Dass er kein Zögerer war, zeigte er schon kurz nach der Übersiedlung nach Basel. Weil er sich für die Familie ein eigenes Dach über dem Kopf wünschte, kaufte er in Binningen eine 3'000 Quadratmeter grosse Bauparzelle. Dabei fehlte ihm das Geld. Weder das in Berlin angesparte Kapital in Deutscher Mark noch die Ersparnisse in Lira liessen sich in die Schweiz transferieren. Sein Vater streckte ihm 20'000 Franken vor, und für den Rest hatte er dank seiner beruflichen Stellung wenig Mühe, Kredite zu bekommen. «Kredit» sei schon immer mehr wert gewesen als Geld, hält er fest. Jedenfalls konnte die fünfköpfige Familie schon im Frühjahr 1940 ins Haus an der Benkenstrasse einziehen.

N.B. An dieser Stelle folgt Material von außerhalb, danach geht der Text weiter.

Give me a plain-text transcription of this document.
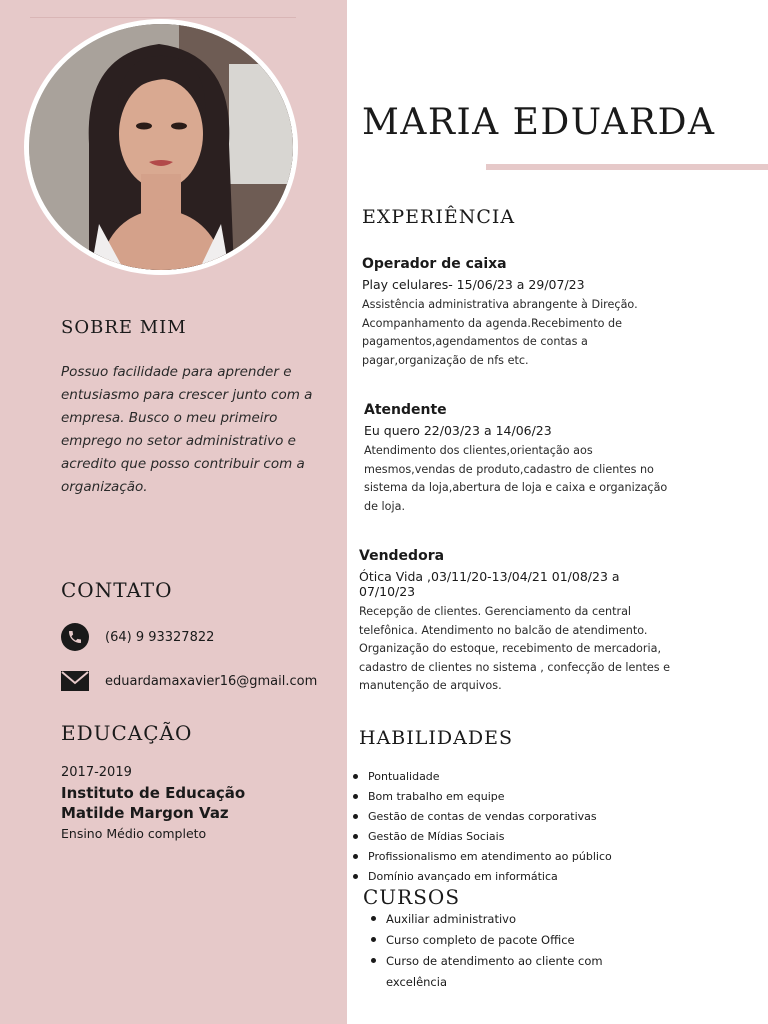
SOBRE MIM

Possuo facilidade para aprender e entusiasmo para crescer junto com a empresa. Busco o meu primeiro emprego no setor administrativo e acredito que posso contribuir com a organização.

CONTATO
(64) 9 93327822
eduardamaxavier16@gmail.com
EDUCAÇÃO
2017-2019
Instituto de Educação
Matilde Margon Vaz
Ensino Médio completo
MARIA EDUARDA
EXPERIÊNCIA
Operador de caixa
Play celulares- 15/06/23 a 29/07/23
Assistência administrativa abrangente à Direção. Acompanhamento da agenda.Recebimento de pagamentos,agendamentos de contas a pagar,organização de nfs etc.
Atendente
Eu quero 22/03/23 a 14/06/23
Atendimento dos clientes,orientação aos mesmos,vendas de produto,cadastro de clientes no sistema da loja,abertura de loja e caixa e organização de loja.
Vendedora
Ótica Vida ,03/11/20-13/04/21 01/08/23 a 07/10/23
Recepção de clientes. Gerenciamento da central telefônica. Atendimento no balcão de atendimento. Organização do estoque, recebimento de mercadoria, cadastro de clientes no sistema , confecção de lentes e manutenção de arquivos.
HABILIDADES
Pontualidade
Bom trabalho em equipe
Gestão de contas de vendas corporativas
Gestão de Mídias Sociais
Profissionalismo em atendimento ao público
Domínio avançado em informática
CURSOS
Auxiliar administrativo
Curso completo de pacote Office
Curso de atendimento ao cliente com excelência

Hans Theler legte grossen Wert auf Seriosität. In einem Beitrag zum 100-jährigen Jubiläum der Gesellschaft schrieb er 1983 unter anderem, das Ziel der National sei nicht in erster Linie die Expansion, vielmehr wolle sie eine «mittlere, gutfundierte Gesellschaft» sein.

Hans Theler mit dem Vater, der Schwester Neni und dem ältesten Sohn Juan Ramon um 1950.
Hans Theler mit dem Vater, der Schwester Neni und dem ältesten Sohn Juan Ramon um 1950.
Hans Theler, 1985.
Hans Theler, 1985.

Der Landbesitz seiner Eltern in Cuña-Pirú wurde 1960 von Schwester Regina und ihrem Mann Jakob verkauft. Ein Jahrzehnt später investierte Hans Theler nun jedoch selbst Geld in Misiones; er kaufte am Rio Paraná 1200 Hektaren Wald – umgerechnet eine Fläche von 12 Quadratkilometern! Die Beweggründe sind nicht bekannt; es dürfte sich um eine Kapitalanlage gehandelt haben. Da der Wald reich an wertvollen Hölzern war, rechnete er wohl zumindest mittelfristig mit Ertrag. Die Verwaltung (Waldpflege bzw. -bewirtschaftung umfassend) übergab er gegen Entschädigung jemandem aus der Nachkommenschaft der Thelers. Selbst war er nur ein einziges Mal vor Ort. Dabei erkannte er nicht, dass er einem betrügerischen Verwalter aufsass. Denn die Edelhölzer wurden nach und nach gefällt und abtransportiert, und zwar nicht, wie später kolportiert wurde, von Paraguayern, die das Holz über den Paraná flössten. Sondern von in der Holzindustrie tätigen ansässigen Schweizern und Deutschen. Der Verwalter erhielt von ihnen gutes Geld fürs Wegschauen.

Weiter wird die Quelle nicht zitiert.